Reviews are one of the levers that move Google Local Services Ads (LSA) performance. Review count, rating, and — importantly — velocity (how steadily fresh reviews come in) are widely understood to influence how you rank and how prospects choose you. That creates an obvious temptation: ask only the customers you know are happy. Doing so is called review-gating, and as of late 2024 it carries real legal risk. This article covers how to build genuine review velocity without stepping on the FTC's rules.
Why review velocity matters in LSA
A pile of five-star reviews from two years ago is worth less than a steady trickle of recent ones. Freshness signals an active, trusted business. In LSA specifically:
- Reviews contribute to the ranking and performance factors alongside responsiveness, budget pacing, and your Google Verified status.

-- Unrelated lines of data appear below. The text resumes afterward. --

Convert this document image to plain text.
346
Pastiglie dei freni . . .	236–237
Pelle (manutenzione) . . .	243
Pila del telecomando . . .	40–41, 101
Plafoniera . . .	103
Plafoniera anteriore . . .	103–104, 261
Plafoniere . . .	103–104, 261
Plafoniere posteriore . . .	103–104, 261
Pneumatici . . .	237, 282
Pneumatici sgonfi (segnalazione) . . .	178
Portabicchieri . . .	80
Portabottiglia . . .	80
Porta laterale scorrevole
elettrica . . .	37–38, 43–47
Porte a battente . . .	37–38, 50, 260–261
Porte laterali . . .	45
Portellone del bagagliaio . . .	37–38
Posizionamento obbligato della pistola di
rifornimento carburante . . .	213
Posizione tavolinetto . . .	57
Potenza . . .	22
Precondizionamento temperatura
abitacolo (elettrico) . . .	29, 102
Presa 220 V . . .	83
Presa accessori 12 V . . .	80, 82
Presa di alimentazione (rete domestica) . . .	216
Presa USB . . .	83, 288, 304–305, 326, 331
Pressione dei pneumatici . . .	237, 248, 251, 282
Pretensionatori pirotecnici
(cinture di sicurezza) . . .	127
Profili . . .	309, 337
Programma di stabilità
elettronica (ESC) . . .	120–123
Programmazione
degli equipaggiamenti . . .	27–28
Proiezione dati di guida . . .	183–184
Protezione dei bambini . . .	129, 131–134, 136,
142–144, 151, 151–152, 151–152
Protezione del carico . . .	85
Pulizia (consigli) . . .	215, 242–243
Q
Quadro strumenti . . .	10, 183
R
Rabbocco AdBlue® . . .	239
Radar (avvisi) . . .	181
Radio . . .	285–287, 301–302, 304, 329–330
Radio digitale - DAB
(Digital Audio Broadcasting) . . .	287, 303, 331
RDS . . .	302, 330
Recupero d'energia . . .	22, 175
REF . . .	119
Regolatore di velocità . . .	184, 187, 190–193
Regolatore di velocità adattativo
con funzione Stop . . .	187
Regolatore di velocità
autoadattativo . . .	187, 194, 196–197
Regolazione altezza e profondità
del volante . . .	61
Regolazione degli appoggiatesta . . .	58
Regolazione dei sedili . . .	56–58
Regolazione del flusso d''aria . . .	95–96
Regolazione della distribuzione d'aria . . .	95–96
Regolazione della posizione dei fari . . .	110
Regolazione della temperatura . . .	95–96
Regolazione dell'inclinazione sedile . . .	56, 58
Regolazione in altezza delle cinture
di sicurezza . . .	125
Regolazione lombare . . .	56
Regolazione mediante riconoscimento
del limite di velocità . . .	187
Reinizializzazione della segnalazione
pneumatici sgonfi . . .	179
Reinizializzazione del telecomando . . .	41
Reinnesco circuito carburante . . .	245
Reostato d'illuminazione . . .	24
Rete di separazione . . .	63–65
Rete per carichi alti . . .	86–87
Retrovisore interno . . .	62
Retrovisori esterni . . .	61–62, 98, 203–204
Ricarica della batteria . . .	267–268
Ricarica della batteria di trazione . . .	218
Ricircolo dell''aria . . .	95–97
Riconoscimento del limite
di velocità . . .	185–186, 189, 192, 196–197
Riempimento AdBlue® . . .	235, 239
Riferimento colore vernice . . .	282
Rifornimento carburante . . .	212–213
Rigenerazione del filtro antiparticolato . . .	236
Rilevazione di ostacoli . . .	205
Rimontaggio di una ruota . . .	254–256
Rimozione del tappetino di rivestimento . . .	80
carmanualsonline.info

- Prospects comparing providers at the top of the results lean heavily on rating and recency.
- Since around July 2025, LSA reviews are managed through your Google Business Profile (GBP), and GBP linkage has been mandatory since November 2024 — so your review operation and your profile are one system now.
The compliance line: review-gating
The FTC's rule on fake and deceptive reviews (16 CFR Part 465, effective October 2024) targets a range of practices, and it makes review-gating — selectively soliciting reviews only from customers you expect to be positive, while steering unhappy ones away from leaving public feedback — legally risky. The compliant principle is simple:
Ask all your customers for a review, not just the happy ones.
You are allowed to ask for reviews. You are allowed to make it easy. What you cannot do is engineer the request so only favorable reviews reach the public. Treat every completed job the same way.
Building velocity the right way
1. Ask everyone, every time, promptly
Make a review request a standard step at job completion for all customers. The best moment is right after the work is done and the customer is satisfied with the outcome — not because you screened them, but because that is when the experience is fresh. Consistency is what produces steady velocity.
2. Reduce friction, not selectivity
A direct link to leave a review, a short text or email, and clear instructions all raise response rates legitimately. That is different from gating: you are helping everyone leave a review more easily, not filtering who gets asked.
3. Time and sequence the ask
A single request is easy to miss. A short, polite sequence — an initial ask, then a gentle reminder — lifts completion without nagging. Keep it the same for all customers.
4. Respond to every review, including the critical ones
Responsiveness extends to reviews. A prompt, professional reply to a negative review often does more for prospects watching than the review itself does damage — it shows how you handle problems. Replying to positive reviews reinforces the relationship and signals an active profile.
Turn negative feedback into improvement, not suppression
The instinct behind review-gating is understandable: you do not want bad reviews. The compliant and more durable answer is to fix what causes them. Ask everyone, watch for patterns in the critical feedback, and address the operational issues — slow scheduling, communication gaps, quality misses. That improves both your rating and your business, whereas gating just hides problems while creating legal exposure.
A compliant review checklist
| Practice | Compliant? | Note |
|---|---|---|
| Ask every customer for a review | Yes | The core requirement |
| Make leaving a review easy for all | Yes | Reduce friction, not selectivity |
| Send a polite reminder to all | Yes | Same sequence for everyone |
| Respond to negative reviews | Yes | Shows responsiveness |
| Ask only customers you expect to be happy | No | Review-gating — FTC risk |
| Route unhappy customers away from public reviews | No | Deceptive under the rule |
The takeaway
Review velocity is a legitimate and powerful LSA advantage — but only when it is built on asking everyone, consistently, and responding to what they say. Since reviews now flow through your Google Business Profile, keep that linkage clean, make the ask a standard step on every job, and treat critical feedback as a to-do list rather than something to suppress. That is how you grow both your rating and your ranking without inviting an FTC problem.
Frequently asked questions
What is review velocity and why does it matter for LSA?
Review velocity is how steadily fresh reviews come in over time. A steady trickle of recent reviews signals an active, trusted business and is widely understood to influence LSA ranking and how prospects choose, more than a pile of old reviews does.
How do I build review velocity without breaking FTC rules?
Make a review request a standard step at job completion for every customer, reduce friction with a direct link, send the same polite reminder sequence to all, and respond to every review. Selectivity, not the ask itself, is what the FTC rule treats as gating.
Where are LSA reviews managed now?
Since around July 2025, LSA reviews are managed through your Google Business Profile, and GBP linkage has been mandatory since November 2024, so your review operation and your profile are one system.